People Counting, Holiday Shopping And The Presidential Election
Projections are Positive Overall for Holiday Retail Sales — with Perhaps a Brief Lull Caused By the Big Political Lead Up to November 6
It seems that from many business media and analyst outlets, including from ShopperTrak, we are hearing and seeing a forecast of a modest increase in 2012 holiday retail sales over last year’s retail sales for the same period.
ShopperTrak, the world leader in people counting technology and foot traffic analysis, is also a prolific producer of up-to-date business intelligence that is highly valued and often cited by the leading business news organizations around the globe.
Interestingly, ShopperTrak says that the run up to the presidential election will have an effect on consumer buying.
Here is an excerpt from an Oct. 2 Pittsburgh Post-Gazette article, in which the newspaper’s business reporter, Teresa F. Lindeman, refers to ShopperTrak projections on that election impact as well as specifics on the percentage increase in shopper activity ShopperTrak is predicting for the holiday season:
ShopperTrak, a Chicago company that analyzes the number of people going through shopping centers, said retailers should expect a lull before the election, as political ads dominate TV, radio and other marketing venues.

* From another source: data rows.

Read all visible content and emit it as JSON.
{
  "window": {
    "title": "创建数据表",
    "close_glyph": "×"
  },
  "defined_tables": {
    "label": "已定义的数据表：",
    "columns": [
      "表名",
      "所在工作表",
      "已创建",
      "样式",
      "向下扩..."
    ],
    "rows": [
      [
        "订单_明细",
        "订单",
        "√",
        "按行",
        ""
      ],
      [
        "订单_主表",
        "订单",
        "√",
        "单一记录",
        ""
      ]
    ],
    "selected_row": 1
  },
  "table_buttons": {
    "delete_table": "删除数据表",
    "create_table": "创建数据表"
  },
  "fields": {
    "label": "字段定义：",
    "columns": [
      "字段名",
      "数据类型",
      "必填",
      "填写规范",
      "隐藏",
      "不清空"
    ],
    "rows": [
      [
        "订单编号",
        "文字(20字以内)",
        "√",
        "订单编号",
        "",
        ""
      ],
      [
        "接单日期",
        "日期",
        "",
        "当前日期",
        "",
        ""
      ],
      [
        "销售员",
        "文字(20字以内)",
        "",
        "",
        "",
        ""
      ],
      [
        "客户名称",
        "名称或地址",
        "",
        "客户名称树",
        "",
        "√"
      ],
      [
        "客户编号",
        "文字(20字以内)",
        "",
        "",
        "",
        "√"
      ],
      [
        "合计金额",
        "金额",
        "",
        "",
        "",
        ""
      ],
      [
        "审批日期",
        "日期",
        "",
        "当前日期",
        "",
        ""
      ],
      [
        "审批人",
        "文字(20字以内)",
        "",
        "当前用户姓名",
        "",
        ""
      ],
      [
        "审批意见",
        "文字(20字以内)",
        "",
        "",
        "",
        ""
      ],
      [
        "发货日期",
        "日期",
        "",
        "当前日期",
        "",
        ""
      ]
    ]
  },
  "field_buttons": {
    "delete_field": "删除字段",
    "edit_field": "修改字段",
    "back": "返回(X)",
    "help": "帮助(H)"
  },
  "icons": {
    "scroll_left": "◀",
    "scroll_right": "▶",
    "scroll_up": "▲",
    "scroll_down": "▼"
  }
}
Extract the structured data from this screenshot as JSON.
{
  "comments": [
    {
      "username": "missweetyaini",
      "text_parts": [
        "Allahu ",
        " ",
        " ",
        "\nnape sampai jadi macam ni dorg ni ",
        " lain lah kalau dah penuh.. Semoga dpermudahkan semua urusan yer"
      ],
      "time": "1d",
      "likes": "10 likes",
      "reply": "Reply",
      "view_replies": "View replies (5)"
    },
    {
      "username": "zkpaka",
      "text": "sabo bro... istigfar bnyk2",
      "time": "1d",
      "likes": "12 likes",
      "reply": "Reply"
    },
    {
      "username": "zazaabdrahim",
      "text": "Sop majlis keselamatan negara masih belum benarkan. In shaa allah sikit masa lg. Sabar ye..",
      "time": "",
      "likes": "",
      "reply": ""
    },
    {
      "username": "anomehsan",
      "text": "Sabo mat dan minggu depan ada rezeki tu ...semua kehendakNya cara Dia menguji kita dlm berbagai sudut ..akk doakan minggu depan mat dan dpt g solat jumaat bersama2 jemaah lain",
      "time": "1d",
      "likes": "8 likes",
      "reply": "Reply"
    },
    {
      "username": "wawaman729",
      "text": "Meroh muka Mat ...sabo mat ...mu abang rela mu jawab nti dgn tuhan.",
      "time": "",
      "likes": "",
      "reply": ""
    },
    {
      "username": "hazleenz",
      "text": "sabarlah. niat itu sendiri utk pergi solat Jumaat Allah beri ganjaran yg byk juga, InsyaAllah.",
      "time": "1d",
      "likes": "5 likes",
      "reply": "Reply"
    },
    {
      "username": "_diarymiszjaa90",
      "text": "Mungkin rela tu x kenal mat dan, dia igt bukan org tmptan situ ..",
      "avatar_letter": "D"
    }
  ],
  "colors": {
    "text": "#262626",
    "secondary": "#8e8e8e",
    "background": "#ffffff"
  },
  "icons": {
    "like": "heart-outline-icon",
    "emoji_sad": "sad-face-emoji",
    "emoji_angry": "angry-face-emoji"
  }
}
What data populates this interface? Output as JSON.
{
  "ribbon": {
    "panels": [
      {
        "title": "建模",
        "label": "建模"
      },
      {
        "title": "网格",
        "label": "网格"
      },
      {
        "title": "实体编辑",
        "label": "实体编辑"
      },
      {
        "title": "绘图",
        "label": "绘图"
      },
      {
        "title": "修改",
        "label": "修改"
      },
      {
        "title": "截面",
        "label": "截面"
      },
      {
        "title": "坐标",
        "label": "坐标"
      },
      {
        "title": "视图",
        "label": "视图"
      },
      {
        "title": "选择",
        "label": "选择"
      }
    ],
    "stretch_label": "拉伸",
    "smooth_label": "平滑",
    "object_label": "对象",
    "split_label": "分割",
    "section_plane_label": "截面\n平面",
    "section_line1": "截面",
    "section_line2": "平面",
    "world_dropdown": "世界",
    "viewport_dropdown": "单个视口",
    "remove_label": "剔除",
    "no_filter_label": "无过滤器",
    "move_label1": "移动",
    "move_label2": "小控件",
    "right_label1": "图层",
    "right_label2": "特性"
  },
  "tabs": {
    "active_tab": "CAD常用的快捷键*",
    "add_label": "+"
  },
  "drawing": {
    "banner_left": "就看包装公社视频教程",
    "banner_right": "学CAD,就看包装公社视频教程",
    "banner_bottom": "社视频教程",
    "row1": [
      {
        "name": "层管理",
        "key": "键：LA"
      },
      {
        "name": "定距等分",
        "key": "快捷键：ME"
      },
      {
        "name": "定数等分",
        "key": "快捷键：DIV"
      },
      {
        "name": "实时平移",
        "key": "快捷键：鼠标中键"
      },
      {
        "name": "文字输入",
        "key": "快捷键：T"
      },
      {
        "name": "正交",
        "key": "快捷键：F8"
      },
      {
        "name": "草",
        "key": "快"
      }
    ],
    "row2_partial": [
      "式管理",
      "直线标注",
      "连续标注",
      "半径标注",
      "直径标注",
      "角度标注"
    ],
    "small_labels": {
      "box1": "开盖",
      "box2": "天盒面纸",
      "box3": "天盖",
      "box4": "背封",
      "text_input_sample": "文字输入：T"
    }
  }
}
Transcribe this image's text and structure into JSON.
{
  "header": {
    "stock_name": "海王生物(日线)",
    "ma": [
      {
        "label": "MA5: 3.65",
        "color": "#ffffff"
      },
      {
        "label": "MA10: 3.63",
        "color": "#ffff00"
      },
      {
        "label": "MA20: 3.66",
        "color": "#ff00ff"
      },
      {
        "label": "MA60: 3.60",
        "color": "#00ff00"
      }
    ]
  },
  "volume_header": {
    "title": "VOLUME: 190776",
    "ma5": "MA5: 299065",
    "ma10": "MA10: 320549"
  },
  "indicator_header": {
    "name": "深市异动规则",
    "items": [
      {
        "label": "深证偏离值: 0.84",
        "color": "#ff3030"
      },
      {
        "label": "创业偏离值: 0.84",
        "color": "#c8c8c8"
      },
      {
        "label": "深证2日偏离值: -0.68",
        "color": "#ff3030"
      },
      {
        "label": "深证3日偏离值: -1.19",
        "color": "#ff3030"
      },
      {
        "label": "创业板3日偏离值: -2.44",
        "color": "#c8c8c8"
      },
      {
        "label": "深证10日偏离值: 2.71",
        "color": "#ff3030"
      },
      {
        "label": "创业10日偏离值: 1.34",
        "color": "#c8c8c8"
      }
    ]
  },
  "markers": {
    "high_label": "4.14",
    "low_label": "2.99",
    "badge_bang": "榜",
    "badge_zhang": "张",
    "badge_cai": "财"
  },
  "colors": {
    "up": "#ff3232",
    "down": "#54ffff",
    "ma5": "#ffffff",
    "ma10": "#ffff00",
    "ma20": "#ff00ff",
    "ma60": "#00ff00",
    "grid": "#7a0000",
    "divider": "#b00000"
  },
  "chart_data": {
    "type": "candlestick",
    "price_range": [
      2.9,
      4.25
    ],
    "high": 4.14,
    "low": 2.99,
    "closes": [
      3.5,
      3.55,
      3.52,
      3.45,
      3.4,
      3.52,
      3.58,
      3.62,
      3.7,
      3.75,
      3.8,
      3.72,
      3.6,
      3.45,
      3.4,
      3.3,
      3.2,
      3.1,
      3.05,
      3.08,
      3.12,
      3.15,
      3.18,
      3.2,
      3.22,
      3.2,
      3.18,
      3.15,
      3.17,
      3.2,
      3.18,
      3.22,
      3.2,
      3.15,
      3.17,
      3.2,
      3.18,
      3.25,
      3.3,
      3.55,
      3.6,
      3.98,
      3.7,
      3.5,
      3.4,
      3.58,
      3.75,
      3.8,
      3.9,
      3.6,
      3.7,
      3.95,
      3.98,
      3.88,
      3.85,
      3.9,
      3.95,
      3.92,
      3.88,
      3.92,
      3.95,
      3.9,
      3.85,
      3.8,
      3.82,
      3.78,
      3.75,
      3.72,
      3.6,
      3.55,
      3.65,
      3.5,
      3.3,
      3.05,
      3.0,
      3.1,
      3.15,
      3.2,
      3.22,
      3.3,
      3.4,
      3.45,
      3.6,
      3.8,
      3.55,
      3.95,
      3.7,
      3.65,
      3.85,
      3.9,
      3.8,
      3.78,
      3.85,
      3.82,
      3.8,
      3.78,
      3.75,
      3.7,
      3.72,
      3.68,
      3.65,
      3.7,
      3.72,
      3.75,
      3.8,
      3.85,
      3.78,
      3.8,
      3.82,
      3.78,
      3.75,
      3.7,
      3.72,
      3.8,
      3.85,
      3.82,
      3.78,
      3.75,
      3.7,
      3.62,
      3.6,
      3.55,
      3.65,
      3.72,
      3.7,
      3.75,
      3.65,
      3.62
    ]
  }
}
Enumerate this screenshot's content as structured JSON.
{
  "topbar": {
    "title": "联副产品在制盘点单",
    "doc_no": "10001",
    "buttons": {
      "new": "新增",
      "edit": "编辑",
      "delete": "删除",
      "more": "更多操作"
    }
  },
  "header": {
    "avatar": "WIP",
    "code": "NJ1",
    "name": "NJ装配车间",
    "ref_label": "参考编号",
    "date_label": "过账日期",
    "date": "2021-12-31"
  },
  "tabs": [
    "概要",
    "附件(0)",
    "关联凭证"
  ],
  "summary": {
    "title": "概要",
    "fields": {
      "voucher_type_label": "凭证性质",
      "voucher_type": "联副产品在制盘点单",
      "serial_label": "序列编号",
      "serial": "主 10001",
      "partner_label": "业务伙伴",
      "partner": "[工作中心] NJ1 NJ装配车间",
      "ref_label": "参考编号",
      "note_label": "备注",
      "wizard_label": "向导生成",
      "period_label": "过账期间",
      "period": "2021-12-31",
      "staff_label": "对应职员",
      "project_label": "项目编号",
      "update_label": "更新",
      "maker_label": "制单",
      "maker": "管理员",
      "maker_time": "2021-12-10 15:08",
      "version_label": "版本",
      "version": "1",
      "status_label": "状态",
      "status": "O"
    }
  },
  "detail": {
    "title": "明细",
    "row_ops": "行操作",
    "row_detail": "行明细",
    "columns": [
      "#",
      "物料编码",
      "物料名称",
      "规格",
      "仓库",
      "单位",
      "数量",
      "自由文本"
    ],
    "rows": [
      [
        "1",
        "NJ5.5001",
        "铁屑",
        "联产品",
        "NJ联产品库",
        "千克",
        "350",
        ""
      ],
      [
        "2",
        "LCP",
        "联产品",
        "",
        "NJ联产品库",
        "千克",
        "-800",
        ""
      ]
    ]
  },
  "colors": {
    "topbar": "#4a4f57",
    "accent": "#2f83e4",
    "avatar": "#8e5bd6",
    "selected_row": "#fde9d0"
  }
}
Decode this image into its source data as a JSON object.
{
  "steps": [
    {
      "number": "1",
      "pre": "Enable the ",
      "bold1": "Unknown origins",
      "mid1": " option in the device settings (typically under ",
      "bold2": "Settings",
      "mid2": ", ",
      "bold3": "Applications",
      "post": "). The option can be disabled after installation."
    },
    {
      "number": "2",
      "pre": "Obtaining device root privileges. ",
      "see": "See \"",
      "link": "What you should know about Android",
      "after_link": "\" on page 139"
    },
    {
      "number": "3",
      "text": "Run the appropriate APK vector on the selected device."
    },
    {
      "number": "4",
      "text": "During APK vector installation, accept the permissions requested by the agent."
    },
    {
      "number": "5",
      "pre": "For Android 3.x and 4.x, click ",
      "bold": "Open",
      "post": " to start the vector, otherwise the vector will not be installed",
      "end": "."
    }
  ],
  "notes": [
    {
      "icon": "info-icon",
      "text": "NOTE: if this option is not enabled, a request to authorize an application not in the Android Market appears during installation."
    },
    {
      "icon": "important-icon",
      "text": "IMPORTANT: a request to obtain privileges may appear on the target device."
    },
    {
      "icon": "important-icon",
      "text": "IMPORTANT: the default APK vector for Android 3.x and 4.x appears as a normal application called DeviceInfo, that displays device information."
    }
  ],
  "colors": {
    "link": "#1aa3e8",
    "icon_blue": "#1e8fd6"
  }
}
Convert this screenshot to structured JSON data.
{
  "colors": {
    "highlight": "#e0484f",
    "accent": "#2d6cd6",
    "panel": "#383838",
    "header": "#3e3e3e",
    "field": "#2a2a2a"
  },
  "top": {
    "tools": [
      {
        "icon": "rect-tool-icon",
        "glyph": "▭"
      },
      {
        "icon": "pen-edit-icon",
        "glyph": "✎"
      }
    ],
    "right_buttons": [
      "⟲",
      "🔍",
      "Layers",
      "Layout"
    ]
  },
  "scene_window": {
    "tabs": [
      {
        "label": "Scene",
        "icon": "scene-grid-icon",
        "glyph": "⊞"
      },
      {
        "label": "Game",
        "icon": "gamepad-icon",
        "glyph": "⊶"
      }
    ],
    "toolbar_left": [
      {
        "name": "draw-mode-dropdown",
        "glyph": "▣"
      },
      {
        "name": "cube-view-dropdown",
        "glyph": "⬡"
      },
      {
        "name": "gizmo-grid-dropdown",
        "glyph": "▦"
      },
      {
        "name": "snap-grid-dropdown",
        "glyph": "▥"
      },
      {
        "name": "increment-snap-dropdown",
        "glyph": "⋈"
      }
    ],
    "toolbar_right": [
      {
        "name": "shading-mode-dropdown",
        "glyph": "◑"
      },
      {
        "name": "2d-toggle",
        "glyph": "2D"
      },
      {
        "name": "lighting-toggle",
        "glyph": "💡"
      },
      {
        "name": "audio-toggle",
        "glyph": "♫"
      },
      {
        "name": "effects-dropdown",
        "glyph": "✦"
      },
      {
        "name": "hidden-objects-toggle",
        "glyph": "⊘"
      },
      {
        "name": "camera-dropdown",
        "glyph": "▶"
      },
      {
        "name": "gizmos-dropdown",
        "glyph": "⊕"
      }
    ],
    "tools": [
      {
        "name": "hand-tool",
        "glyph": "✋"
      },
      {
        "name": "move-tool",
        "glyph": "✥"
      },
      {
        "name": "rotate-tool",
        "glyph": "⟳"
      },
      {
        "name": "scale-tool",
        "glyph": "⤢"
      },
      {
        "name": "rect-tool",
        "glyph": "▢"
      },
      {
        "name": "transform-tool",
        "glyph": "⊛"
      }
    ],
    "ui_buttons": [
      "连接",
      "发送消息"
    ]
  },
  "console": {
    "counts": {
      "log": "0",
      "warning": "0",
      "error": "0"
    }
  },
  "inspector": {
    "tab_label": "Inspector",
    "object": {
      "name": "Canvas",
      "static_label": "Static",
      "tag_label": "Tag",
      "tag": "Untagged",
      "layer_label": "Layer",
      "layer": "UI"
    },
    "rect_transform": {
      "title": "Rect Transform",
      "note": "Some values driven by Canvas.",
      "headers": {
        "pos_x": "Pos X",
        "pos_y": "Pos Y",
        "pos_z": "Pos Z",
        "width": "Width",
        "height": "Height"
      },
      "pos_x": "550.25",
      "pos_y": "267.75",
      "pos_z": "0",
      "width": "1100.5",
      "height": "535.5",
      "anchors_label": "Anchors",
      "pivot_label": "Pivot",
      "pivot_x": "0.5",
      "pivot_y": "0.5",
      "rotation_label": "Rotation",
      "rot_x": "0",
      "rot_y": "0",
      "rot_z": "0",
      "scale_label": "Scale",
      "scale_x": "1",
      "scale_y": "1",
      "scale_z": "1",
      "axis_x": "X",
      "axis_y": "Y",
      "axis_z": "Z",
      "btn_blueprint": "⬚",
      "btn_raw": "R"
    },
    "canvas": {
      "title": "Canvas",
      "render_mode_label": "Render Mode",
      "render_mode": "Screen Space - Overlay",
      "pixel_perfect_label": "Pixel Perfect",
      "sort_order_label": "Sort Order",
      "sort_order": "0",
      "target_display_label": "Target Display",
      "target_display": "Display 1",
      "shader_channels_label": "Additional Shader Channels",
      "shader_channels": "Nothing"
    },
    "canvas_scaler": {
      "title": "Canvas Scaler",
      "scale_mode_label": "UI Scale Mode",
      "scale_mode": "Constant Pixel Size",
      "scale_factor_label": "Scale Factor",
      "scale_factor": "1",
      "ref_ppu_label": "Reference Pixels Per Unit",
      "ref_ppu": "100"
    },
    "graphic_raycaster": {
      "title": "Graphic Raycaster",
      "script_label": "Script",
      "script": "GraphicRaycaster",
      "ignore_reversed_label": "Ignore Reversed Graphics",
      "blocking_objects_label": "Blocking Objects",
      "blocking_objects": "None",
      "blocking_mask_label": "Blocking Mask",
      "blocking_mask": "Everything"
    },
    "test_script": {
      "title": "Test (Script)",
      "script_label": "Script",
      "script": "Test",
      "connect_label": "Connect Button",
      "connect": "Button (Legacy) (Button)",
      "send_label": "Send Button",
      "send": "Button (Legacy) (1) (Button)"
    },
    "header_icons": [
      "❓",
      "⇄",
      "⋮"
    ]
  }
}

The company said shopping activity fell 6.3 percent the week before the 2008 presidential election.
But after hitting polling places, people return to retail spaces, and the company believes there will be chances to show off the hottest electronics and newest sweaters in front of more people this year. ShopperTrak is projecting foot traffic at shopping centers will be up 2.8 percent, after a 2.2 percent drop last year.
Already there is foot traffic to the polls (in the form of early voters), with the main foot traffic taking place on the first Tuesday of next month.
Maybe that energy and activity will be followed with a considerable uptick in retail sales foot traffic as well.